Über das literarische Talent von Alexander Puschkin wissen alle, aber auch sein jüngerer Bruder Lew Sergejewitsch war ein passabler Dichter. Doch aufgrund der Bekanntheit Alexanders blieb Lew im Schatten seines Bruders, obwohl das vielleicht auch seine eigene Schuld war. Zeitgenossen erinnerten sich an Lew Sergejewitsch als einen windigen, leichtfertigen und etwas faulen Menschen. Trotz guter schulischer Leistungen schloss er das Adelige Pensionat nicht ab.

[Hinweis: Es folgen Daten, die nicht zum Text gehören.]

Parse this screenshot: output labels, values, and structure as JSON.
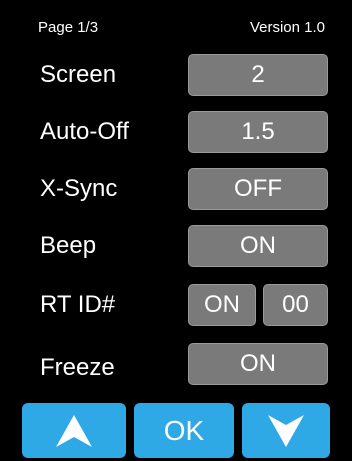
{
  "header": {
    "page": "Page 1/3",
    "version": "Version 1.0"
  },
  "settings": [
    {
      "label": "Screen",
      "value": "2"
    },
    {
      "label": "Auto-Off",
      "value": "1.5"
    },
    {
      "label": "X-Sync",
      "value": "OFF"
    },
    {
      "label": "Beep",
      "value": "ON"
    },
    {
      "label": "RT ID#",
      "value": "ON",
      "value2": "00"
    },
    {
      "label": "Freeze",
      "value": "ON"
    }
  ],
  "nav": {
    "up_icon": "up-arrow-icon",
    "ok_label": "OK",
    "down_icon": "down-arrow-icon"
  },
  "colors": {
    "background": "#000000",
    "value_button": "#7a7a7a",
    "nav_button": "#2ea9e6",
    "text": "#ffffff"
  }
}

Dennoch spielte Lew eine wichtige Rolle, als Alexander verbannt wurde. Er kümmerte sich eine Zeit lang um die Verlagsangelegenheiten seines Bruders und war dessen vertraute Person. Augenzeugen berichteten, dass Lew über ein phänomenales Gedächtnis verfügte und alle Gedichte seines Bruders, einschließlich der unveröffentlichten, auswendig kannte. Dank dieses Talents gelang es, einige Werke wiederherzustellen, die Alexander nicht mehr veröffentlichen konnte.
Im Jahr 1826 änderte sich das Leben von Lew Sergejewitsch abrupt: Er beschloss, sich dem Militärdienst zu widmen und trat in das Nischni Nowgoroder Dragonerregiment ein. Zu dieser Zeit tobte der Krieg im Kaukasus, wo Lew sich als mutiger Kavallerist bewährte, verwundet wurde und sich durch seinen Mut einen Namen machte. Gerade in Tschetschenien erfuhr er von dem tragischen Tod Alexanders. Erschüttert wollte Lew nach Frankreich reisen, um sich an Dantès zu rächen, doch seine Kameraden rieten ihm von diesem Schritt ab.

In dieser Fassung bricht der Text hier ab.